The drinking becomes so standard that friends and family involuntarily become facilitators and enablers. Their obedient deference makes them helpless. Excuses for the alcoholic’s behaviour are made out of a misguided concern driven by the natural desire to protect a loved one’s reputation. This loyalty is abused over and over again by emotional declarations and heartfelt promises that it will not happen again. It always does.
There are never any consequences. Because the enablers and facilitators subconsciously accept this behaviour, they inevitably become responsible for it. They are part of the problem that hurts them every day.
When something so utterly wrong is deliberately prolonged, it rots away at the very core of a person’s spirit. The absolute refusal to recognise the rudimentary difference between right and wrong ultimately poisons every life infected by the disease that begins each time with a choice.
Euphemisms disguise the truth. They are polite methods of deliberately refusing to discuss reality. The characteristics of alcoholism and euphemisms marry well.
We will meet both of them today when Brian Lenihan meets the Opposition spokespersons for finance to discuss the terms of reference for the proposed commission of investigation into the banking crisis.
There will be talk of "bronze medals" because the Government is not as "blameworthy" as the reckless lending policies of the banks and the abject regulatory failure. Mary Harney described it on RTÉ television's Week in Politicsas a "hierarchy of blame".
The language of blame evokes a mentality of victimhood where the logic of arguments gets conveniently lost to the emotive game of perceived political point scoring. It ultimately means nobody takes responsibility. It is “systematic failure” rather than individuals that caused the worst banking crisis in the history of this State. One that costs at least three times more than the combined expense of rebuilding Haiti and the clean-up of the United States coastline after the BP oil spill.
One that has already seen 100,000 mostly young and highly educated people exported from Ireland in the past two years.
And what a bronze medal it was.
The “significant factors contributing to the unsustainable structure of spending in the Irish economy”, according to Patrick Honohan’s report, were due to the “Government’s procyclical fiscal policy stance, budgetary measures aimed at boosting the construction sector, and a relaxed approach to the growing reliance on construction-related and other insecure sources of tax revenue.”

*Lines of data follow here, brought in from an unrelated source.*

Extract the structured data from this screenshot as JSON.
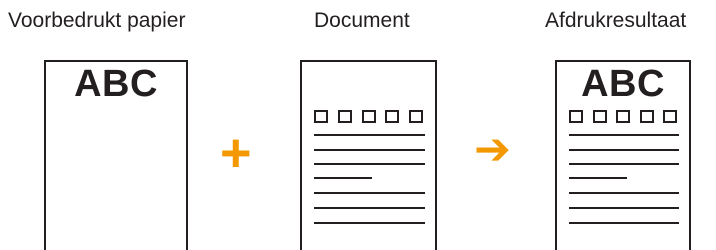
{
  "labels": {
    "preprinted": "Voorbedrukt papier",
    "document": "Document",
    "result": "Afdrukresultaat"
  },
  "preprinted_text": "ABC",
  "result_text": "ABC",
  "operators": {
    "plus": "+",
    "arrow": "➔"
  },
  "colors": {
    "accent": "#f39800",
    "ink": "#231f20"
  }
}
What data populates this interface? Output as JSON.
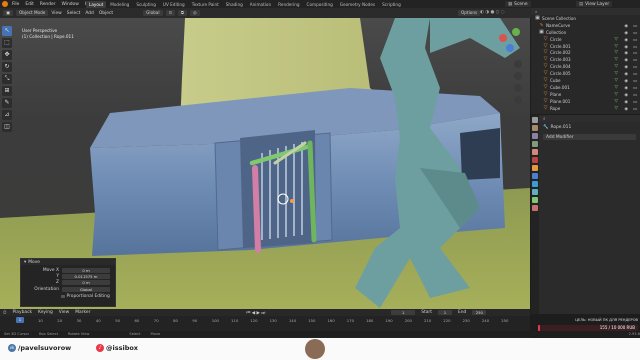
{
  "menu": [
    "File",
    "Edit",
    "Render",
    "Window",
    "Help"
  ],
  "workspaces": [
    "Layout",
    "Modeling",
    "Sculpting",
    "UV Editing",
    "Texture Paint",
    "Shading",
    "Animation",
    "Rendering",
    "Compositing",
    "Geometry Nodes",
    "Scripting"
  ],
  "top_right": {
    "scene_label": "Scene",
    "view_layer_label": "View Layer"
  },
  "viewport_header": {
    "mode": "Object Mode",
    "view": "View",
    "select": "Select",
    "add": "Add",
    "object": "Object",
    "orientation": "Global",
    "options": "Options"
  },
  "viewport_info": {
    "line1": "User Perspective",
    "line2": "(1) Collection | Rope.011"
  },
  "toolbar_icons": [
    "cursor-icon",
    "select-box-icon",
    "move-icon",
    "rotate-icon",
    "scale-icon",
    "transform-icon",
    "annotate-icon",
    "measure-icon",
    "add-cube-icon"
  ],
  "outliner": {
    "title": "Scene Collection",
    "items": [
      {
        "name": "NameCurve"
      },
      {
        "name": "Collection"
      },
      {
        "name": "Circle"
      },
      {
        "name": "Circle.001"
      },
      {
        "name": "Circle.002"
      },
      {
        "name": "Circle.003"
      },
      {
        "name": "Circle.004"
      },
      {
        "name": "Circle.005"
      },
      {
        "name": "Cube"
      },
      {
        "name": "Cube.001"
      },
      {
        "name": "Plane"
      },
      {
        "name": "Plane.001"
      },
      {
        "name": "Rope"
      }
    ]
  },
  "properties": {
    "object_name": "Rope.011",
    "add_modifier": "Add Modifier"
  },
  "operator_panel": {
    "title": "Move",
    "move_x_label": "Move X",
    "move_x_value": "0 m",
    "y_label": "Y",
    "y_value": "0.011575 m",
    "z_label": "Z",
    "z_value": "0 m",
    "orientation_label": "Orientation",
    "orientation_value": "Global",
    "proportional_label": "Proportional Editing"
  },
  "timeline": {
    "menus": [
      "Playback",
      "Keying",
      "View",
      "Marker"
    ],
    "current_frame": "1",
    "ticks": [
      "10",
      "20",
      "30",
      "40",
      "50",
      "60",
      "70",
      "80",
      "90",
      "100",
      "110",
      "120",
      "130",
      "140",
      "150",
      "160",
      "170",
      "180",
      "190",
      "200",
      "210",
      "220",
      "230",
      "240",
      "250"
    ],
    "start_label": "Start",
    "start_value": "1",
    "end_label": "End",
    "end_value": "250"
  },
  "statusbar": {
    "select": "Set 3D Cursor",
    "box": "Box Select",
    "rotate": "Rotate View",
    "select2": "Select",
    "move": "Move",
    "version": "2.93.6"
  },
  "social": {
    "vk_handle": "/pavelsuvorow",
    "tiktok_handle": "@issibox",
    "donate_title": "ЦЕЛЬ: НОВЫЙ ПК ДЛЯ РЕНДЕРОВ",
    "donate_amount": "155 / 10 000 RUB"
  },
  "colors": {
    "accent": "#4772b3",
    "donate_accent": "#e8364a",
    "vk_blue": "#4a76a8"
  }
}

Honohan lists some of those tax allowances, reliefs and income tax exemptions introduced by the 2002-2007 Fianna Fáil/Progressive Democrats government: “multistorey car parks, student accommodation, buildings used for third-level educational purposes, hotels and holiday camps, holiday cottages, rural and urban renewal, park-and-ride facilities, living over the shop, nursing homes, private hospitals and convalescent facilities, sports injury clinics and childcare facilities”.
The Regling and Watson report also noted these tax reliefs “directed to the property sector, often in particular regions of the country . . . contributed to a more general misallocation of resources as some of the tax concessions seem to have been granted on an ad-hoc basis in a not fully transparent way”.
But, as Lenihan told RTÉ Radio's Morning Irelandrecently: "Arguments about who did what in the political realm over the past 10 years are not arguments . . . that can be resolved by a commission of inquiry." Harney has described this process of policymaking as "decisions we made . . . in the context we found ourselves in".
So, according to the Government’s own interpretation of the reports, there is no need to extend the terms of reference to cover political decision-making. There are promises now that policy lessons have been learned. The political mistakes that bankrupt this country are “manageable”.
No. They were wrong. There are no excuses. Any deference to that constructed narrative created by those in power, then and now, enables and facilitates this to happen again and again and again.
The Financial Timesdid not hide behind euphemisms last week: "A profligate government in thrall to out-of-control property developers lavishes incentives on the construction industry to keep tax revenues flowing." This will happen again because there will be no inquiry into the undue influence by vested interests over regulation and policymaking. No examination of those elites who had access to insider information which they used for their private benefit.
The main source of funding for Fianna Fáil’s 1997, 2002 and 2007 elections came from property and construction interests. At least 34 per cent of their disclosed donations were sourced from those who directly benefited from the tax incentives. We will never know how much Fianna Fáil received in undisclosed donations. But nobody wants to talk about that elephant in the room.